Dans un contexte de tension croissante avec la Coalition Article 64 (C64), une alliance regroupant les principales forces de l’opposition en République démocratique du Congo (RDC), le président Félix Tshisekedi a sollicité une nouvelle discussion parlementaire concernant le projet de loi encadrant l’organisation d’un référendum sur une révision constitutionnelle.
Cette proposition, portée par le parti présidentiel depuis 2024, est perçue par la coalition comme un mécanisme permettant à Tshisekedi de se représenter pour un troisième mandat, ce que la Constitution de 2006 interdit formellement.
Mardi 12 août, à Kinshasa, Dieudonné Bolengetenge, secrétaire général d’Ensemble pour la République de Moïse Katumbi et porte-parole de la C64, avait averti que la coalition « ne tolérerait plus aucun compromis » et organiserait des mobilisations si le chef de l’État ne revenait pas sur sa démarche.
Initialement prévue le 22 juillet, une manifestation prévue par la C64 avait été reportée après l’intervention des Églises catholique et protestante de RDC, qui avaient appelé à privilégier le dialogue politique.
Une concession insuffisante selon l’opposition
Bien que le président Tshisekedi ait accepté de revoir sa copie, la coalition a décidé de maintenir sa pression. Prince Epenge, cofondateur de la C64, a qualifié cette avancée de « petit pas dans la bonne direction », tout en soulignant qu’elle ne répondait pas pleinement aux exigences de l’opposition.

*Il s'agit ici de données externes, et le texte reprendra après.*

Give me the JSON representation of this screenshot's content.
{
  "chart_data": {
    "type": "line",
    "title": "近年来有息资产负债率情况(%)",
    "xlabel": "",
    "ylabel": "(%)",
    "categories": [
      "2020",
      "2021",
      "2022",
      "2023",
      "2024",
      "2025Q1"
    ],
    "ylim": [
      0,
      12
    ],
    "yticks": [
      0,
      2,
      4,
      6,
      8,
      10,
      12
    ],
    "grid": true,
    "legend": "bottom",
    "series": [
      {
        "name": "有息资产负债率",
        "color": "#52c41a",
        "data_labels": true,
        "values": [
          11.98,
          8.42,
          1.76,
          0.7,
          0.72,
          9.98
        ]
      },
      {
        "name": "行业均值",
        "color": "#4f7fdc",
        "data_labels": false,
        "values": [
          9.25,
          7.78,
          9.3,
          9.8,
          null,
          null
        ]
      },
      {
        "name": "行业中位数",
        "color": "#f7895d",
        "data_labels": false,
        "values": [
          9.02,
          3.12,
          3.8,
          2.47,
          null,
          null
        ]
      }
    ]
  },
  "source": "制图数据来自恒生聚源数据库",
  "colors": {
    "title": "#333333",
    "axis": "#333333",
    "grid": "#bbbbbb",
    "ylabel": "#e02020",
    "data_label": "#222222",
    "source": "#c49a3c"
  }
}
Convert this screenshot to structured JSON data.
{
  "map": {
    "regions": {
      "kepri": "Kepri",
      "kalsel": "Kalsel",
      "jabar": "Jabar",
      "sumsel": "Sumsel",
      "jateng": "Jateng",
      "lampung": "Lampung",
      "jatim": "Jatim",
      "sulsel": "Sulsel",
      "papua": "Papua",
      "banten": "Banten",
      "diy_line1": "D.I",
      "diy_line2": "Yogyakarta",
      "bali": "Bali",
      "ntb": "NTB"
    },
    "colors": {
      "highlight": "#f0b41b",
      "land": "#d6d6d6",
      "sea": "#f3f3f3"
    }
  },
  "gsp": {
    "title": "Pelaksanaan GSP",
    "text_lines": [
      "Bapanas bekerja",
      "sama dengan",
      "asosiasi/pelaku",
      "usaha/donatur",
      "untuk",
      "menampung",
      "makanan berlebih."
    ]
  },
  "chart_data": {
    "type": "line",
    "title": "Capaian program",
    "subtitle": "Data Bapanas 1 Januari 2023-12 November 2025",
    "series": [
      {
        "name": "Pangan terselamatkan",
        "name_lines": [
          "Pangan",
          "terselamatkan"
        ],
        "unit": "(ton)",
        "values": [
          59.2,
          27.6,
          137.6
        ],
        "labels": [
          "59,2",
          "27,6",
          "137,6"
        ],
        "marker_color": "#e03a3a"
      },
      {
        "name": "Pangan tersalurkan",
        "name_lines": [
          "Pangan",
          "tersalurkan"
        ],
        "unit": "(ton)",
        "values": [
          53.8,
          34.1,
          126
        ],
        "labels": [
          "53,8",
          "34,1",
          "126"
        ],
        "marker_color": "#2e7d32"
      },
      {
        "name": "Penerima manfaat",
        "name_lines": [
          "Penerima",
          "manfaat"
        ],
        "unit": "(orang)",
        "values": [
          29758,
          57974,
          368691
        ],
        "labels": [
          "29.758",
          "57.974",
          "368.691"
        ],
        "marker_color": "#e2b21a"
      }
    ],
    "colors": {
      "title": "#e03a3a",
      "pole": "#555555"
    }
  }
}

Par ailleurs, 65 organisations de la société civile congolaise ont adressé, le 10 août, un mémorandum au président Tshisekedi et aux institutions nationales, les exhortant à abandonner le projet de référendum. Selon elles, une telle initiative « risquerait d’attiser les tensions, d’approfondir les divisions sociales et de détourner l’attention des véritables enjeux nationaux ».